Le géant des hydrocarbures TotalEnergies a annoncé mardi prolonger son plafonnement des prix du carburant en France en avril, tout en remontant le plafond du litre de gazole à 2,25 euros et en laissant celui de l'essence à 1,99 euro le litre.
Les 3.300 stations-service portant son enseigne dans la métropole appliqueront ces mesures et ne distribueront plus de gazole Excellium, plus coûteux, pour se concentrer "sur la distribution de gazole classique durant cette période de crise", a précisé TotalEnergies dans un communiqué.
Un prix soumis aux cours en "très forte remontée"
Alors que la guerre au Moyen-Orient a fait flamber le prix des hydrocarbures et des carburants, TotalEnergies avait dans un premier temps plafonné les carburants distribués à 1,99 euro le litre, mais avait déjà relevé mi-mars le prix du litre de gazole à 2,09 euros le litre.
Mardi, l'entreprise justifie cette nouvelle remontée du prix du litre de gazole par "la très forte remontée des cours internationaux" de ce carburant, "dont la France est largement importatrice", depuis la fin du mois de mars.
Elle "doit donc adapter le niveau du plafonnement du gazole qui a été maintenu jusqu'au 7 avril pour aider ses clients durant le week-end de Pâques", précise encore TotalEnergies.
Pas encore de pénurie à grande échelle
Ce plafonnement entraîne un afflux important d'usagers dans les stations du groupe pétrolier français, causant des ruptures temporaires. Le gouvernement a annoncé que des "problématiques de logistiques" ont entraîné des ruptures temporaires d'au moins un type de carburant dans 18% des stations-service en France après le week-end prolongé de Pâques, tout en rassurant sur les disponibilités en carburant.

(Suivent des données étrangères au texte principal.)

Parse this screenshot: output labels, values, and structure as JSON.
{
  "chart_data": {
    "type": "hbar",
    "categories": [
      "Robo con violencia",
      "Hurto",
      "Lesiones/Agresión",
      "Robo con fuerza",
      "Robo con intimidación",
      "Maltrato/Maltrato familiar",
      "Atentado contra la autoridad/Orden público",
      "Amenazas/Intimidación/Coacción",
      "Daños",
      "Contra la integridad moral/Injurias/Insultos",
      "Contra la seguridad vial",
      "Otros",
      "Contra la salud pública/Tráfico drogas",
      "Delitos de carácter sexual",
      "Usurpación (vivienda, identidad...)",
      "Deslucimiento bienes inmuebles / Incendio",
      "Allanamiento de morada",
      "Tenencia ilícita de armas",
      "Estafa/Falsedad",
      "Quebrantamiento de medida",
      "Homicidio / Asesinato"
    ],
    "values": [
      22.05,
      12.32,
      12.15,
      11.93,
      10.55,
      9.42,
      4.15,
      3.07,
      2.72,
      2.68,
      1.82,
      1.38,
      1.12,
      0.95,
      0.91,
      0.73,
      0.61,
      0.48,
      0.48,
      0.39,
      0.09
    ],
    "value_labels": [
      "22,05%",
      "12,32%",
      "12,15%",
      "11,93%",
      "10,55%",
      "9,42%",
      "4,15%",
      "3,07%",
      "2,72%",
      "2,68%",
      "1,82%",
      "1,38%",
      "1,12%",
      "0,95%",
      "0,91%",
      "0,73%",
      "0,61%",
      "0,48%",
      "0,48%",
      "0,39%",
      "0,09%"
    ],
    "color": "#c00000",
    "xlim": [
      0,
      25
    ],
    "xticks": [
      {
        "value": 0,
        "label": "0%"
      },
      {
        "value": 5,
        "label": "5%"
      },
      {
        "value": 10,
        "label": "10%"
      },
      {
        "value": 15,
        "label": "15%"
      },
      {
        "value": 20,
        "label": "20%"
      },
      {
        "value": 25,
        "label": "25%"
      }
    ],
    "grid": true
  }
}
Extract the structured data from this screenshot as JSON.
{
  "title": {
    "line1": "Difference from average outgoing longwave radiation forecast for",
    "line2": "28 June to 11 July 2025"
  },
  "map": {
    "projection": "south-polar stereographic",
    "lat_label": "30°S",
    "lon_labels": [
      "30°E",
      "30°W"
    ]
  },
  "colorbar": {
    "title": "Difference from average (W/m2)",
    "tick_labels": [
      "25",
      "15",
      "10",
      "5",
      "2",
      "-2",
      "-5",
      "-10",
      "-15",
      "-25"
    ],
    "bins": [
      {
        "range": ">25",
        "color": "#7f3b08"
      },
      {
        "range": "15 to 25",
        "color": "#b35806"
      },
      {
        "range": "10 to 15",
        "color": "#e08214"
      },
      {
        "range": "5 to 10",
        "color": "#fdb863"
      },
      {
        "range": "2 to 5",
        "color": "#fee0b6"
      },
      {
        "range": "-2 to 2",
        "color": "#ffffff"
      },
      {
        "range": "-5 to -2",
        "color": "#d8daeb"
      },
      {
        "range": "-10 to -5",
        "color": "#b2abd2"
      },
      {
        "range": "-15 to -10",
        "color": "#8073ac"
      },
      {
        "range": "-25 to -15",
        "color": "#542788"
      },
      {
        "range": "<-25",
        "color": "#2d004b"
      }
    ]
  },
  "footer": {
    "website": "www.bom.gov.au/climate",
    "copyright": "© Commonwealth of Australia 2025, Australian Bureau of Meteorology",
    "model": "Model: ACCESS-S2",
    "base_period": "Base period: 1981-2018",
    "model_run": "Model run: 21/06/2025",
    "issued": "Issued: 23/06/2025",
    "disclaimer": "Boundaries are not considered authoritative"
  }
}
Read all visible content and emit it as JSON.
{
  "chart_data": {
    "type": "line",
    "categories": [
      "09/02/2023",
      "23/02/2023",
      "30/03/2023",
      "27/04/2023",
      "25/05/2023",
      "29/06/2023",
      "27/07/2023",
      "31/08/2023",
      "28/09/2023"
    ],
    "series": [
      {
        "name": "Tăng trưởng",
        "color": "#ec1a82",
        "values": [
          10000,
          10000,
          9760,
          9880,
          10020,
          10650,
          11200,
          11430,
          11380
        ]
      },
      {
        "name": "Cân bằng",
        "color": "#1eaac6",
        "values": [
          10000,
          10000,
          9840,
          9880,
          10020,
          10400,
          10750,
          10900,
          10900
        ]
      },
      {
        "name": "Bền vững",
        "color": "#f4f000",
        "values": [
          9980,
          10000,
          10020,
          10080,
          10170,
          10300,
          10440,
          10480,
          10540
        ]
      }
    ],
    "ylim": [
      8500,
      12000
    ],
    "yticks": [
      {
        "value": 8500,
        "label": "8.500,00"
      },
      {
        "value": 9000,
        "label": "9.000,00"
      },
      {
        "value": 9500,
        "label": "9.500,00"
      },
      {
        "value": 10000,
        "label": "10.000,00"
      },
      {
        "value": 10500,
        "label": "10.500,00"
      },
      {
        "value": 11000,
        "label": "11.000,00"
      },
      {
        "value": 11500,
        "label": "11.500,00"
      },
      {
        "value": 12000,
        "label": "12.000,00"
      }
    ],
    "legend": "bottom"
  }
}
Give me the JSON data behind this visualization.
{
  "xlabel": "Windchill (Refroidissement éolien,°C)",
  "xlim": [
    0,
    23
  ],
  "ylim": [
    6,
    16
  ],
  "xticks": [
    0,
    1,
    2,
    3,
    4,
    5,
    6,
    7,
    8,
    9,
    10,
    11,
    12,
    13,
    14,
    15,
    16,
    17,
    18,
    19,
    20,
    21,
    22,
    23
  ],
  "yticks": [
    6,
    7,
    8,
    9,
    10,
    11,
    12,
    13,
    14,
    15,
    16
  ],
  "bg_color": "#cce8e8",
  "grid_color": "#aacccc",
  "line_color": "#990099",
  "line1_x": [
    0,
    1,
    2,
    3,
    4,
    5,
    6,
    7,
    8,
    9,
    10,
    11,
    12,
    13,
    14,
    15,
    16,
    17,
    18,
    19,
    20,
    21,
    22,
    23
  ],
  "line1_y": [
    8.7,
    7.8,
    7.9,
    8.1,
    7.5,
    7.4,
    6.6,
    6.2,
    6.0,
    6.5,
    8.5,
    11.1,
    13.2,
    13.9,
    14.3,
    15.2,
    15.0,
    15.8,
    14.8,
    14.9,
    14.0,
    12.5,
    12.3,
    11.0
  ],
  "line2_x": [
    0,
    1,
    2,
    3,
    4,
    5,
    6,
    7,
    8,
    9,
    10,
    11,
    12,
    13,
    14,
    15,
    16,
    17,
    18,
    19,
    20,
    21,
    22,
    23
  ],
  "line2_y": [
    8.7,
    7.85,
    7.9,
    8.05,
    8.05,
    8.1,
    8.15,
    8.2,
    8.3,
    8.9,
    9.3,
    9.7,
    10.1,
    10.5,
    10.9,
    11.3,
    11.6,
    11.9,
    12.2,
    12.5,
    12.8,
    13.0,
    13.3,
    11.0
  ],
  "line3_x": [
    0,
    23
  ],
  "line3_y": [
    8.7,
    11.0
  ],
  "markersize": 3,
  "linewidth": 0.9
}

Dans les stations hors TotalEnergies, le taux de rupture d'au moins un carburant n'est que d'environ 4%, a assuré la porte-parole du gouvernement Maud Bregeon, ce mardi sur RMC/BFMTV. Olivier Gantois, président de l'Union française des industries pétrolières (Ufip) a rassuré : "les stations seront pour la plupart réapprovisionnées dès aujourd'hui", a-t-il déclaré. À ce stade, le président de l'Ufip ne voit pas de pénurie se dessiner, assurant avoir "quelques semaines de visibilité".
Il a indiqué que la hausse des prix des carburants en mars n'avait pas fait diminuer la consommation des Français, qui ont acheté 1% de carburant de plus qu'en mars 2025.